David Copperfield’s mother is weak. After she has her second child, she marries Mr. Murdstone while David is at the house of Pegotty, David’s nurse. His mother moves in with him. Both of them relentlessly abuse David’s mother emotionally, culminating in Mr. Murdstone beating David and sending him away to school. The school is worse than home. David becomes infatuated with an older boy named Steerforth, who reappears later to "ruin" Emily, Daniel Pegotty's niece.
When his mother dies in childbirth, David is sent to work at Murdstone and Grinby at the age of ten, where he pastes labels on wine bottles. Poor David is miserable.
No words can express the secret agony of my soul as I sunk into this companionship; compared these henceforth everyday associates with those of my happier childhood—not to say with Steerforth, Traddles, and the rest of those boys; and felt my hopes of growing up to be a learned and distinguished man, crushed in my bosom. (Ch. 11)
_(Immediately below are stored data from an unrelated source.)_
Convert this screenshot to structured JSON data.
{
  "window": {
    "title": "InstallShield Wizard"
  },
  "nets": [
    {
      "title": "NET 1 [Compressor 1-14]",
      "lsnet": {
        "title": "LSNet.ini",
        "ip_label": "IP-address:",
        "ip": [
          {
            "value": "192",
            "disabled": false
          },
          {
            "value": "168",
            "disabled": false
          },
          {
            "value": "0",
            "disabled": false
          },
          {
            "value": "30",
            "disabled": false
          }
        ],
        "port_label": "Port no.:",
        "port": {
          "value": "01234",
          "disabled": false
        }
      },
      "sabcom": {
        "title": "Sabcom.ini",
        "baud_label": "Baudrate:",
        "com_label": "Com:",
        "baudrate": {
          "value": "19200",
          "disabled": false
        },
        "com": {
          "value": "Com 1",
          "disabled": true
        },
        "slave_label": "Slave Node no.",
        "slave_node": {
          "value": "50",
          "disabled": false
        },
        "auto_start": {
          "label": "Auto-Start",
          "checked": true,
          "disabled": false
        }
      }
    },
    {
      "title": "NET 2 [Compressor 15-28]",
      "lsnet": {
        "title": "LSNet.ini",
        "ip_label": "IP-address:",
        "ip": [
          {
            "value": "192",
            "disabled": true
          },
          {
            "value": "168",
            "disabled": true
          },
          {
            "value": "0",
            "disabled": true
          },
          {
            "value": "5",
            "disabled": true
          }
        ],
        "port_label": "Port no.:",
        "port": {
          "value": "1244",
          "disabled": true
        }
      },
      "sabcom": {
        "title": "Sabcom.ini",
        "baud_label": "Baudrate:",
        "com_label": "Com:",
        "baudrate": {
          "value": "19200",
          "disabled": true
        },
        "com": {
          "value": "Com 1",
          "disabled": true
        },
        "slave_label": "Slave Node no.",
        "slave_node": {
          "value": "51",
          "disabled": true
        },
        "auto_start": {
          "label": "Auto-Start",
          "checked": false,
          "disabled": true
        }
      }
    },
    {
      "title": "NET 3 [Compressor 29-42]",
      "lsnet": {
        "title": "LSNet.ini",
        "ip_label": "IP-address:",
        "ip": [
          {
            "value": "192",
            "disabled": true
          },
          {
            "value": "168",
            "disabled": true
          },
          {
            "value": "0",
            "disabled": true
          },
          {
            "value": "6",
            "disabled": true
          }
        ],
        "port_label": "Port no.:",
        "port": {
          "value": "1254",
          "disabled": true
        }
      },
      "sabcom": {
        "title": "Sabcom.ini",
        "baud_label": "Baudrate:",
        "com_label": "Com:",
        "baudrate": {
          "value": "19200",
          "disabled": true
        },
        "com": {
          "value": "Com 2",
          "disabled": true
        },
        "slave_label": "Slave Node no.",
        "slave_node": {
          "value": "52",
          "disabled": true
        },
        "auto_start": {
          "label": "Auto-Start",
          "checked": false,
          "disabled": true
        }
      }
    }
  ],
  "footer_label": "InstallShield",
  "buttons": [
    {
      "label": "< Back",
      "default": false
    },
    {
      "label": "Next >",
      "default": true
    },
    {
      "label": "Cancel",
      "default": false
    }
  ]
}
David is a boarder with Mr. Micawber, who is kind but unlucky with money. He is sent to debtor’s prison, and David goes to find his aunt, Betsy Trotwood. She is kind to him, and stands up to the Murdstones.
David is sent to a real school, where he stays with Mr. Wickfield and his daughter Agnes. David gets a job at the law firm Spenlow and Jorkins, hoping to be a lawyer. He falls in love with Mr. Spenlow’s daughter, Dora. They marry, and she dies in childbirth. David later marries Agnes.
David Copperfield is Dickens's most autobiographical book. He wrote it when he was young and successful, and still had his life ahead of him. It covers events that were important in his life thus far, including going to work at an early age while his father went to debtor's prison. However, Dickens still had a lot of living to do, and would revise his life a little in another semi-autobiographical work, Great Expectations.